Desde que toda a controvérsia sobre o voto auditável foi levantada pelo Poder Executivo, pulularam manifestações sobre a atual situação do país. O que começou com base numa celeuma puramente eleitoral acabou ganhando contornos institucionais e reverberando no mercado financeiro. Prova disso foi o lançamento do “Manifesto Eleições Serão Respeitadas”, que contou com a assinatura de nomes importantes do empresariado brasileiro, tais como Luiza e Frederico Trajano (Magazine Luiza), Jayme Garfinkel (Porto Seguro), Guilherme Leal (Natura), Horácio Lafer Piva (Klabin), Carlos Jereissati Filho (Jeressaiti), Pedro Moreira Salles e Roberto Setubal (Banco Itaú).

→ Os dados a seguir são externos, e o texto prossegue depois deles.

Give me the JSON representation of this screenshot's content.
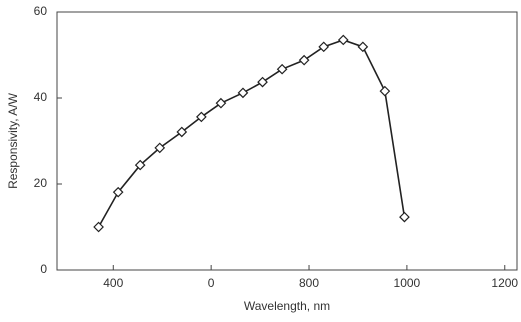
{
  "chart_data": {
    "type": "line",
    "x_label": "Wavelength, nm",
    "y_label": "Responsivity, A/W",
    "x": [
      370,
      410,
      455,
      495,
      540,
      580,
      620,
      665,
      705,
      745,
      790,
      830,
      870,
      910,
      955,
      995
    ],
    "series": [
      {
        "color": "#222222",
        "values": [
          10,
          18.1,
          24.4,
          28.4,
          32.1,
          35.6,
          38.8,
          41.2,
          43.7,
          46.7,
          48.8,
          51.9,
          53.5,
          51.9,
          41.6,
          12.3
        ]
      }
    ],
    "xlim": [
      285,
      1225
    ],
    "xticks": [
      400,
      {
        "value": 600,
        "label": "0"
      },
      800,
      1000,
      1200
    ],
    "ylim": [
      0,
      60
    ],
    "yticks": [
      0,
      20,
      40,
      60
    ]
  }
}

Essa movimentação do empresariado foi lida por especialistas como o início de um processo silencioso de desembarque do governo que levaria inevitavelmente a um processo de desgaste que prejudicaria a corrida eleitoral em 2022.
Apesar da tentação constante de abraçarmos leituras simplistas da realidade e de incorrer no erro de criar grupos antagônicos de acordo com a conveniência política do momento, é preciso que entendamos de uma vez por todas o que é o mercado financeiro e como ele funciona.

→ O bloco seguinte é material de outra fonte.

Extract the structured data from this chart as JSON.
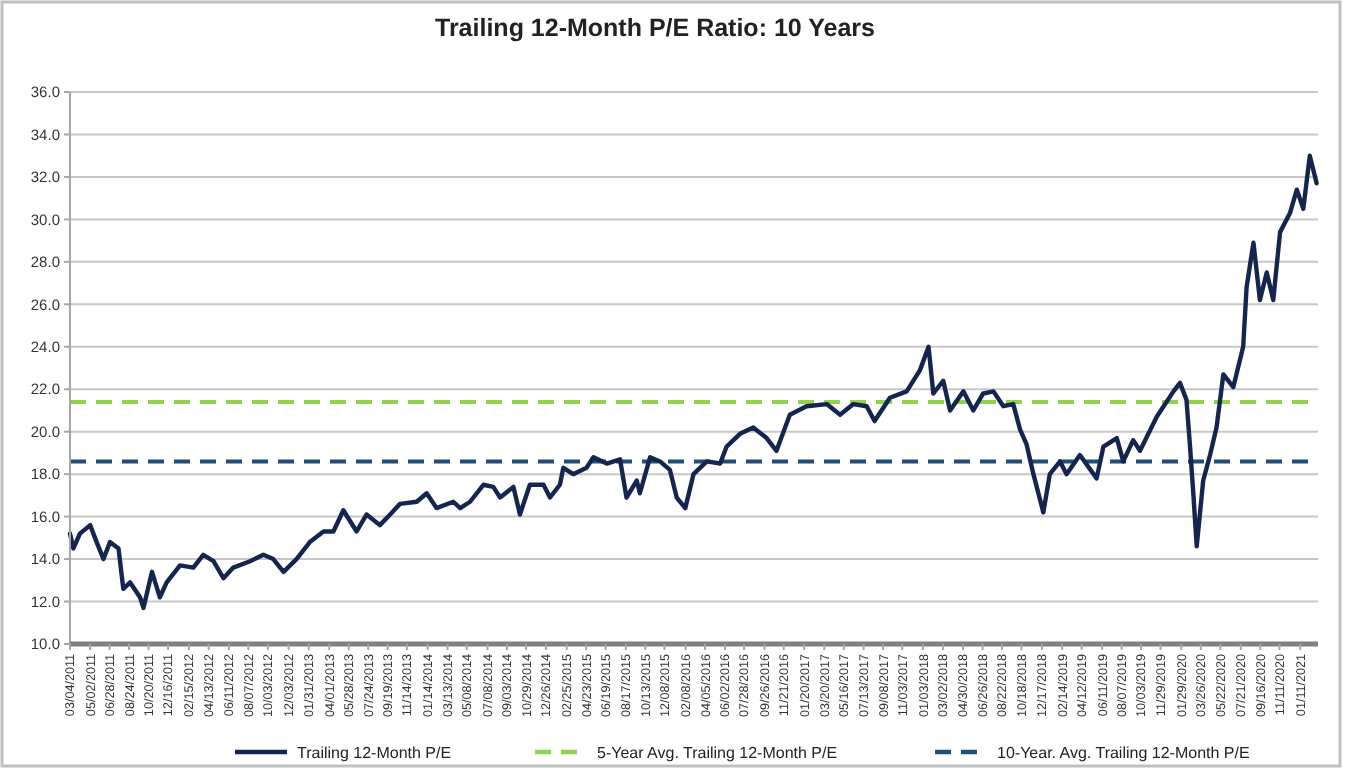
{
  "chart_data": {
    "type": "line",
    "title": "Trailing 12-Month P/E Ratio: 10 Years",
    "x": [
      "2011-03-04",
      "2011-03-14",
      "2011-04-02",
      "2011-05-02",
      "2011-05-21",
      "2011-06-10",
      "2011-06-29",
      "2011-07-24",
      "2011-08-07",
      "2011-08-27",
      "2011-09-25",
      "2011-10-05",
      "2011-10-30",
      "2011-11-22",
      "2011-12-12",
      "2012-01-20",
      "2012-02-28",
      "2012-03-28",
      "2012-04-27",
      "2012-05-26",
      "2012-06-24",
      "2012-08-12",
      "2012-09-20",
      "2012-10-19",
      "2012-11-18",
      "2012-12-26",
      "2013-02-03",
      "2013-03-15",
      "2013-04-13",
      "2013-05-12",
      "2013-06-20",
      "2013-07-19",
      "2013-08-27",
      "2013-09-26",
      "2013-10-25",
      "2013-12-13",
      "2014-01-11",
      "2014-02-09",
      "2014-03-30",
      "2014-04-19",
      "2014-05-18",
      "2014-06-26",
      "2014-07-25",
      "2014-08-14",
      "2014-09-22",
      "2014-10-11",
      "2014-11-09",
      "2014-12-19",
      "2015-01-07",
      "2015-02-05",
      "2015-02-15",
      "2015-03-16",
      "2015-04-24",
      "2015-05-14",
      "2015-06-22",
      "2015-07-31",
      "2015-08-19",
      "2015-09-18",
      "2015-09-27",
      "2015-10-27",
      "2015-11-25",
      "2015-12-24",
      "2016-01-13",
      "2016-02-07",
      "2016-03-02",
      "2016-04-10",
      "2016-05-19",
      "2016-06-07",
      "2016-07-16",
      "2016-08-24",
      "2016-10-02",
      "2016-10-31",
      "2016-12-09",
      "2017-01-27",
      "2017-03-27",
      "2017-05-05",
      "2017-06-13",
      "2017-07-22",
      "2017-08-14",
      "2017-09-28",
      "2017-11-16",
      "2017-12-25",
      "2018-01-19",
      "2018-02-02",
      "2018-03-03",
      "2018-03-23",
      "2018-05-01",
      "2018-05-30",
      "2018-06-28",
      "2018-07-28",
      "2018-08-26",
      "2018-09-24",
      "2018-10-14",
      "2018-11-02",
      "2018-11-22",
      "2018-12-21",
      "2019-01-09",
      "2019-02-08",
      "2019-02-27",
      "2019-04-07",
      "2019-05-26",
      "2019-06-15",
      "2019-07-24",
      "2019-08-12",
      "2019-09-10",
      "2019-09-30",
      "2019-11-18",
      "2020-01-06",
      "2020-01-25",
      "2020-02-13",
      "2020-02-23",
      "2020-03-04",
      "2020-03-14",
      "2020-04-02",
      "2020-04-22",
      "2020-05-11",
      "2020-05-31",
      "2020-06-29",
      "2020-07-28",
      "2020-08-07",
      "2020-08-27",
      "2020-09-15",
      "2020-10-05",
      "2020-10-24",
      "2020-11-13",
      "2020-12-12",
      "2021-01-01",
      "2021-01-20",
      "2021-02-08",
      "2021-02-28"
    ],
    "series": [
      {
        "name": "Trailing 12-Month P/E",
        "color": "#14254f",
        "values": [
          15.2,
          14.5,
          15.2,
          15.6,
          14.8,
          14.0,
          14.8,
          14.5,
          12.6,
          12.9,
          12.2,
          11.7,
          13.4,
          12.2,
          12.9,
          13.7,
          13.6,
          14.2,
          13.9,
          13.1,
          13.6,
          13.9,
          14.2,
          14.0,
          13.4,
          14.0,
          14.8,
          15.3,
          15.3,
          16.3,
          15.3,
          16.1,
          15.6,
          16.1,
          16.6,
          16.7,
          17.1,
          16.4,
          16.7,
          16.4,
          16.7,
          17.5,
          17.4,
          16.9,
          17.4,
          16.1,
          17.5,
          17.5,
          16.9,
          17.5,
          18.3,
          18.0,
          18.3,
          18.8,
          18.5,
          18.7,
          16.9,
          17.7,
          17.1,
          18.8,
          18.6,
          18.2,
          16.9,
          16.4,
          18.0,
          18.6,
          18.5,
          19.3,
          19.9,
          20.2,
          19.7,
          19.1,
          20.8,
          21.2,
          21.3,
          20.8,
          21.3,
          21.2,
          20.5,
          21.6,
          21.9,
          22.9,
          24.0,
          21.8,
          22.4,
          21.0,
          21.9,
          21.0,
          21.8,
          21.9,
          21.2,
          21.3,
          20.1,
          19.4,
          18.0,
          16.2,
          18.0,
          18.6,
          18.0,
          18.9,
          17.8,
          19.3,
          19.7,
          18.6,
          19.6,
          19.1,
          20.7,
          21.9,
          22.3,
          21.5,
          19.4,
          17.1,
          14.6,
          17.7,
          18.9,
          20.2,
          22.7,
          22.1,
          24.0,
          26.8,
          28.9,
          26.2,
          27.5,
          26.2,
          29.4,
          30.3,
          31.4,
          30.5,
          33.0,
          31.7
        ]
      }
    ],
    "ref_lines": [
      {
        "axis": "y",
        "value": 21.4,
        "label": "5-Year Avg. Trailing 12-Month P/E",
        "color": "#92d050",
        "line_style": "dashed"
      },
      {
        "axis": "y",
        "value": 18.6,
        "label": "10-Year. Avg. Trailing 12-Month P/E",
        "color": "#1f4e79",
        "line_style": "dashed"
      }
    ],
    "xlim": [
      "2011-03-04",
      "2021-03-04"
    ],
    "xticks": [
      {
        "value": "2011-03-04",
        "label": "03/04/2011"
      },
      {
        "value": "2011-05-02",
        "label": "05/02/2011"
      },
      {
        "value": "2011-06-28",
        "label": "06/28/2011"
      },
      {
        "value": "2011-08-24",
        "label": "08/24/2011"
      },
      {
        "value": "2011-10-20",
        "label": "10/20/2011"
      },
      {
        "value": "2011-12-16",
        "label": "12/16/2011"
      },
      {
        "value": "2012-02-15",
        "label": "02/15/2012"
      },
      {
        "value": "2012-04-13",
        "label": "04/13/2012"
      },
      {
        "value": "2012-06-11",
        "label": "06/11/2012"
      },
      {
        "value": "2012-08-07",
        "label": "08/07/2012"
      },
      {
        "value": "2012-10-03",
        "label": "10/03/2012"
      },
      {
        "value": "2012-12-03",
        "label": "12/03/2012"
      },
      {
        "value": "2013-01-31",
        "label": "01/31/2013"
      },
      {
        "value": "2013-04-01",
        "label": "04/01/2013"
      },
      {
        "value": "2013-05-28",
        "label": "05/28/2013"
      },
      {
        "value": "2013-07-24",
        "label": "07/24/2013"
      },
      {
        "value": "2013-09-19",
        "label": "09/19/2013"
      },
      {
        "value": "2013-11-14",
        "label": "11/14/2013"
      },
      {
        "value": "2014-01-14",
        "label": "01/14/2014"
      },
      {
        "value": "2014-03-13",
        "label": "03/13/2014"
      },
      {
        "value": "2014-05-08",
        "label": "05/08/2014"
      },
      {
        "value": "2014-07-08",
        "label": "07/08/2014"
      },
      {
        "value": "2014-09-03",
        "label": "09/03/2014"
      },
      {
        "value": "2014-10-29",
        "label": "10/29/2014"
      },
      {
        "value": "2014-12-26",
        "label": "12/26/2014"
      },
      {
        "value": "2015-02-25",
        "label": "02/25/2015"
      },
      {
        "value": "2015-04-23",
        "label": "04/23/2015"
      },
      {
        "value": "2015-06-19",
        "label": "06/19/2015"
      },
      {
        "value": "2015-08-17",
        "label": "08/17/2015"
      },
      {
        "value": "2015-10-13",
        "label": "10/13/2015"
      },
      {
        "value": "2015-12-08",
        "label": "12/08/2015"
      },
      {
        "value": "2016-02-08",
        "label": "02/08/2016"
      },
      {
        "value": "2016-04-05",
        "label": "04/05/2016"
      },
      {
        "value": "2016-06-02",
        "label": "06/02/2016"
      },
      {
        "value": "2016-07-28",
        "label": "07/28/2016"
      },
      {
        "value": "2016-09-26",
        "label": "09/26/2016"
      },
      {
        "value": "2016-11-21",
        "label": "11/21/2016"
      },
      {
        "value": "2017-01-20",
        "label": "01/20/2017"
      },
      {
        "value": "2017-03-20",
        "label": "03/20/2017"
      },
      {
        "value": "2017-05-16",
        "label": "05/16/2017"
      },
      {
        "value": "2017-07-13",
        "label": "07/13/2017"
      },
      {
        "value": "2017-09-08",
        "label": "09/08/2017"
      },
      {
        "value": "2017-11-03",
        "label": "11/03/2017"
      },
      {
        "value": "2018-01-03",
        "label": "01/03/2018"
      },
      {
        "value": "2018-03-02",
        "label": "03/02/2018"
      },
      {
        "value": "2018-04-30",
        "label": "04/30/2018"
      },
      {
        "value": "2018-06-26",
        "label": "06/26/2018"
      },
      {
        "value": "2018-08-22",
        "label": "08/22/2018"
      },
      {
        "value": "2018-10-18",
        "label": "10/18/2018"
      },
      {
        "value": "2018-12-17",
        "label": "12/17/2018"
      },
      {
        "value": "2019-02-14",
        "label": "02/14/2019"
      },
      {
        "value": "2019-04-12",
        "label": "04/12/2019"
      },
      {
        "value": "2019-06-11",
        "label": "06/11/2019"
      },
      {
        "value": "2019-08-07",
        "label": "08/07/2019"
      },
      {
        "value": "2019-10-03",
        "label": "10/03/2019"
      },
      {
        "value": "2019-11-29",
        "label": "11/29/2019"
      },
      {
        "value": "2020-01-29",
        "label": "01/29/2020"
      },
      {
        "value": "2020-03-26",
        "label": "03/26/2020"
      },
      {
        "value": "2020-05-22",
        "label": "05/22/2020"
      },
      {
        "value": "2020-07-21",
        "label": "07/21/2020"
      },
      {
        "value": "2020-09-16",
        "label": "09/16/2020"
      },
      {
        "value": "2020-11-11",
        "label": "11/11/2020"
      },
      {
        "value": "2021-01-11",
        "label": "01/11/2021"
      }
    ],
    "ylim": [
      10,
      36
    ],
    "yticks": [
      {
        "value": 10,
        "label": "10.0"
      },
      {
        "value": 12,
        "label": "12.0"
      },
      {
        "value": 14,
        "label": "14.0"
      },
      {
        "value": 16,
        "label": "16.0"
      },
      {
        "value": 18,
        "label": "18.0"
      },
      {
        "value": 20,
        "label": "20.0"
      },
      {
        "value": 22,
        "label": "22.0"
      },
      {
        "value": 24,
        "label": "24.0"
      },
      {
        "value": 26,
        "label": "26.0"
      },
      {
        "value": 28,
        "label": "28.0"
      },
      {
        "value": 30,
        "label": "30.0"
      },
      {
        "value": 32,
        "label": "32.0"
      },
      {
        "value": 34,
        "label": "34.0"
      },
      {
        "value": 36,
        "label": "36.0"
      }
    ],
    "grid": "y",
    "legend": "bottom",
    "marker": "none",
    "line_style": "solid"
  }
}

As pessoas cometem com frequência o erro comum em confundir o setor produtivo com o mercado financeiro, pois muitas vezes eles se misturam. O primeiro se caracteriza pelas atividades econômicas desenvolvidas no país e geralmente é dividido em três grupos: setor primário, setor secundário e setor terciário. O segundo, por sua vez, refere-se apenas ao mercado abstrato que comercializa a propriedade de empresas do setor produtivo. Nesse nicho, as pessoas compram e vendem ações que representam uma fração da propriedade dessas empresas.

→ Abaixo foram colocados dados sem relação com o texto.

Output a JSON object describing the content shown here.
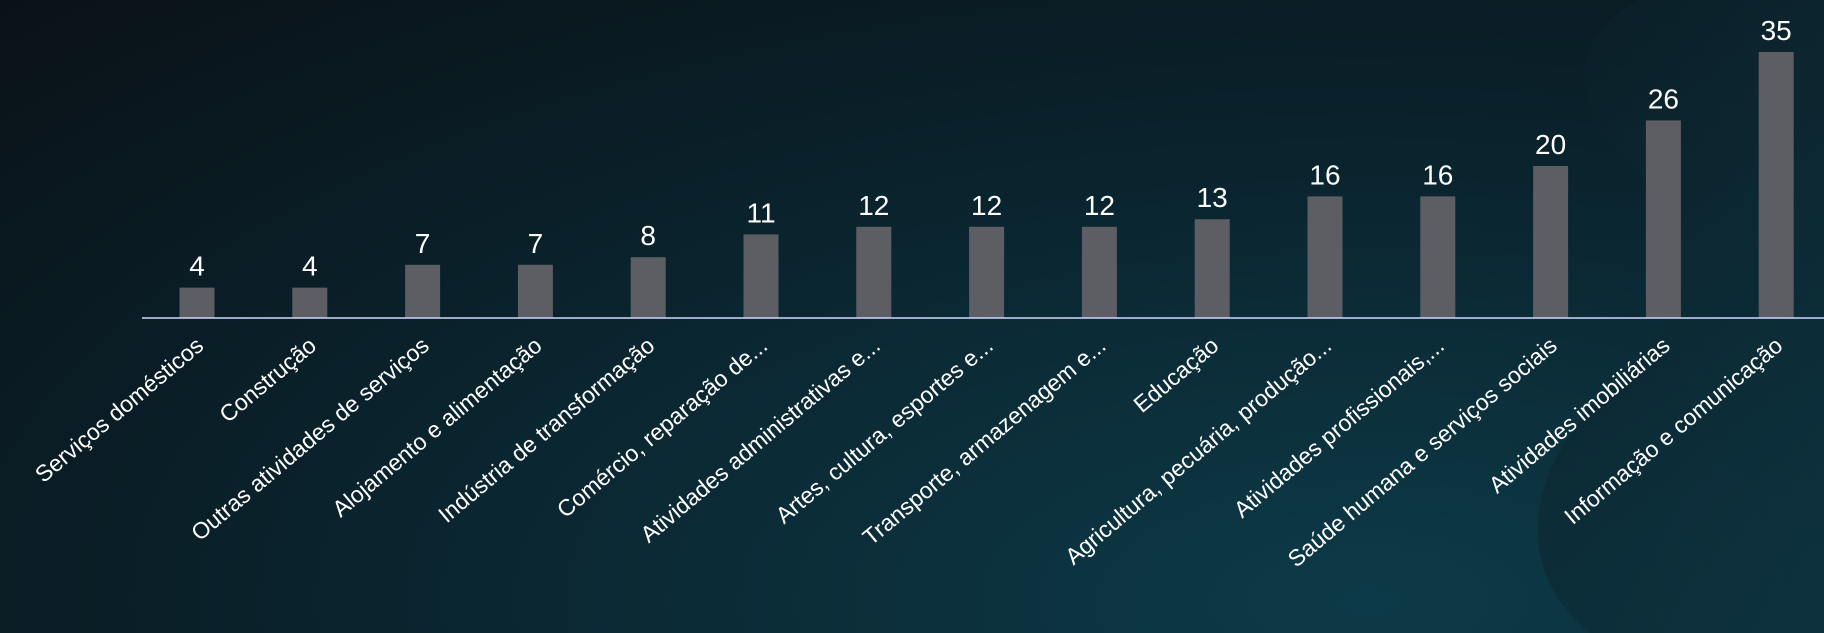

O mercado financeiro não tem lado e não possui afiliação política. Na verdade, ele não é sequer uma entidade, mas sim apenas um sistema por meio do qual ativos financeiros são negociados. Prova disso é que os operadores do mercado financeiro podem ganhar na baixa ou na alta, independentemente da temperatura política. A preocupação de quem opera o mercado financeiro é sempre obter bons resultados, independentemente da situação – aliás, tempos de crise podem ser fortes sinalizadores de compra de ações de empresas com bom fundamento.
Por outro lado, o setor produtivo é afetado mais diretamente pelo clima político do país, pois esse grupo corresponde ao empresariado que está sujeito às políticas fiscais, monetárias, tributárias e trabalhistas do governo da vez. Por isso, na pauta do dia do setor produtivo estão sempre a estabilidade, a segurança jurídica e a mínima intervenção do governo na economia.
Diferentemente do mercado financeiro, onde os players não têm rosto, no setor produtivo os empresários possuem não apenas rosto, mas também preferências temporais, convicções, opiniões e posicionamentos políticos – geralmente mais aliados com sua visão de mundo e natureza do setor.
O manifesto mencionado no início tem relação com as variáveis de estabilidade institucional, mas é importante notar o componente de preferência política. No mesmo sentido, o manifesto de empresários de Minas Gerais, divulgado pela Federação das Indústrias do Estado de Minas Gerais (Fiemg), no qual foram tecidas críticas ao Poder Judiciário, também esboça a preferência política de um outro segmento do empresariado.
A manifestação de setores diferentes do empresariado a respeito do governo não indica um embarque e nem um desembarque do governo, mas apenas que agentes do setor produtivo têm opiniões diferentes a respeitos de fatos políticos idênticos.
Allan Augusto Gallo Antonio, formado em Direito e mestre em Economia e Mercados, é analista do Centro Mackenzie de Liberdade Econômica.